Is Your Startup a Zombie
How do you know if you startup is falling into this trap? Here are some hints:
You don't want to get out of bed in the morning
You don't want to go out in public for fear you'll have to explain what you do
You haven't hit 10% week-over-week growth on any meaningful metric (revenue, active users, etc)
You're working on the same idea after 12+ months and still haven't launched
You've launched a consumer service and have less than 2% week-over-week growth in signups
You've launched an enterprise service and have less than 2% week-over-week growth in revenue pipeline
You are the CEO and hole yourself up in the offices so you don't have to talk to employees and can read TechCrunch
You've hired consultants to figure out revenue, culture, or product in a company of less than 10 people
You're at SXSW right now reading this post and trying not to cry
Update: I'm not saying you need to hit 10% growth every week, but you should have hit it at some point like launch or some other PR event.
Turning Things Around
Does any of this sound familiar? If so, don't panic - you can fix this. The first thing you need to do is acknowledge the reality of your situation. From there, figuring out what to do next is a lot harder and a very personal and contextual decision, but you should embrace it with vigor. Don't waste single moment of your life, or the time of those on your team, to begin plotting the next step. Paralyzed? Yeah, I know that feeling. Just plow through it, there really is no other solution. Along the way you may consume dozen of beers/shots with good friends over long circular discussions they tolerate because they love you. Do that, and then get back to work.

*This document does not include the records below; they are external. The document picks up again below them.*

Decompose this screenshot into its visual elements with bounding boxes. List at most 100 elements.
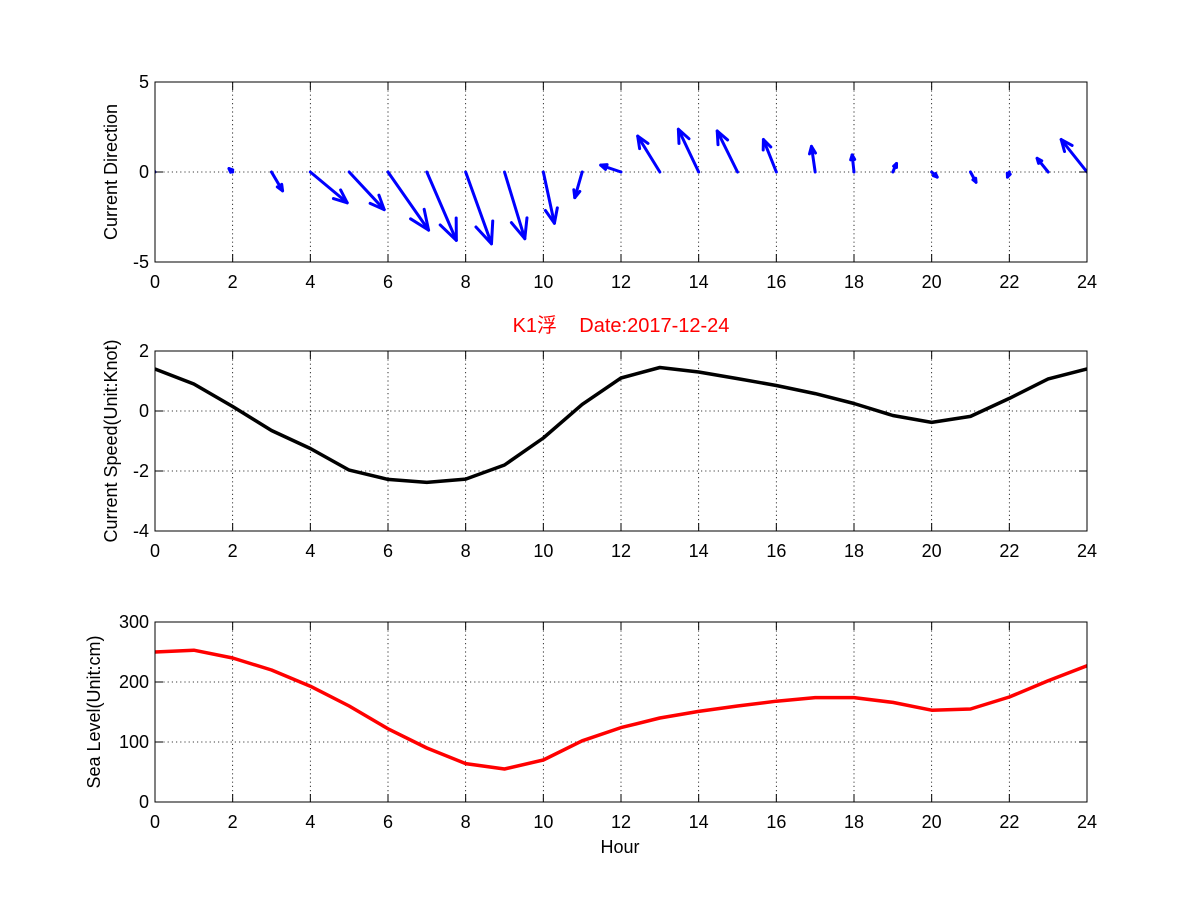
arrow-shaft [425,170,458,242]
arrow-shaft [1059,138,1087,174]
arrow-shaft [636,134,662,174]
y-tick-label: -4 [133,521,149,541]
arrow-head [931,171,939,179]
tick-marks [154,81,1088,263]
arrow-head [1035,156,1044,165]
x-tick-label: 10 [533,541,553,561]
quiver-arrow [849,153,857,174]
arrow-head [971,176,978,184]
quiver-arrow [347,170,386,212]
quiver-arrow [227,167,235,174]
x-tick-label: 18 [844,272,864,292]
x-tick-label: 20 [922,272,942,292]
x-tick-label: 12 [611,272,631,292]
arrow-head [849,153,857,162]
x-tick-labels: 0 2 4 6 8 10 12 14 16 18 20 22 24 [150,812,1097,832]
tick-marks [154,350,1088,532]
x-tick-label: 22 [999,812,1019,832]
series-line [155,648,1087,771]
x-tick-label: 14 [689,541,709,561]
arrow-head [572,188,582,200]
x-tick-label: 0 [150,812,160,832]
quiver-arrow [1005,170,1012,179]
quiver-arrow [808,144,817,174]
x-tick-labels: 0 2 4 6 8 10 12 14 16 18 20 22 24 [150,272,1097,292]
x-tick-label: 22 [999,272,1019,292]
arrow-shaft [308,170,349,205]
arrow-shaft [503,170,527,241]
arrow-head [227,167,235,174]
x-tick-label: 10 [533,812,553,832]
arrow-head [808,144,817,156]
arrow-head [474,219,495,246]
quiver-arrow [969,170,978,184]
arrow-head [368,193,386,212]
x-tick-label: 24 [1077,541,1097,561]
x-tick-label: 24 [1077,812,1097,832]
arrow-head [761,138,773,152]
quiver-arrow [572,170,584,200]
x-tick-label: 0 [150,272,160,292]
arrow-shaft [464,170,493,246]
quiver-arrow [425,170,458,242]
x-tick-label: 8 [461,812,471,832]
quiver-arrow [891,161,899,174]
grid-lines [155,622,1087,802]
arrow-shaft [809,144,817,174]
quiver-arrow [541,170,559,225]
quiver-arrow [715,129,739,174]
y-tick-label: 200 [119,672,149,692]
x-tick-label: 20 [922,812,942,832]
x-tick-label: 0 [150,541,160,561]
x-tick-label: 14 [689,812,709,832]
x-tick-label: 10 [533,272,553,292]
x-tick-label: 4 [305,272,315,292]
x-tick-label: 18 [844,812,864,832]
series-line [155,365,1087,485]
y-tick-label: 0 [139,792,149,812]
arrow-head [599,163,609,171]
y-tick-labels: -5 0 5 [133,72,149,272]
arrow-head [509,216,529,241]
x-tick-label: 6 [383,541,393,561]
arrow-head [438,216,458,242]
arrow-head [543,206,559,225]
x-tick-label: 6 [383,812,393,832]
quiver-arrow [464,170,495,246]
x-tick-label: 2 [228,272,238,292]
quiver-arrow [930,170,939,179]
quiver-arrow [636,134,662,174]
x-tick-label: 22 [999,541,1019,561]
plot-area [155,622,1087,802]
x-tick-label: 8 [461,541,471,561]
y-tick-label: 2 [139,341,149,361]
y-tick-label: 100 [119,732,149,752]
x-tick-label: 16 [766,812,786,832]
arrow-shaft [347,170,386,212]
quiver-arrow [308,170,349,205]
x-tick-label: 16 [766,272,786,292]
arrow-shaft [761,138,778,174]
quiver-arrows [137,127,1087,246]
y-tick-label: 5 [139,72,149,92]
arrow-head [331,188,349,205]
y-tick-label: 0 [139,162,149,182]
speed-series [155,365,1087,485]
arrow-head [636,134,650,151]
arrow-shaft [541,170,556,225]
arrow-shaft [386,170,431,232]
arrow-head [1005,171,1012,179]
y-tick-labels: -4 -2 0 2 [133,341,149,541]
x-tick-label: 18 [844,541,864,561]
arrow-head [275,182,285,193]
y-tick-label: 300 [119,612,149,632]
x-tick-label: 2 [228,812,238,832]
arrow-head [137,146,145,155]
x-tick-label: 4 [305,541,315,561]
arrow-head [892,161,899,169]
quiver-arrow [1035,156,1050,174]
x-tick-label: 2 [228,541,238,561]
arrow-head [409,207,431,232]
x-tick-label: 12 [611,812,631,832]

I'm not an expert at figuring out what to do next, I mean I just changed course on an idea that took me 3 years to start and another year to prove didn't work. But whatever... the point is that no one is going to tell you that your company is a zombie. Except me. Don't waste your 20s, or 30s, or 40s being a zombie.
Worst Case Scenario
Flame out hard. That's my only backup plan, because doing the silent fail is for boring. Failing is failing - do it up right!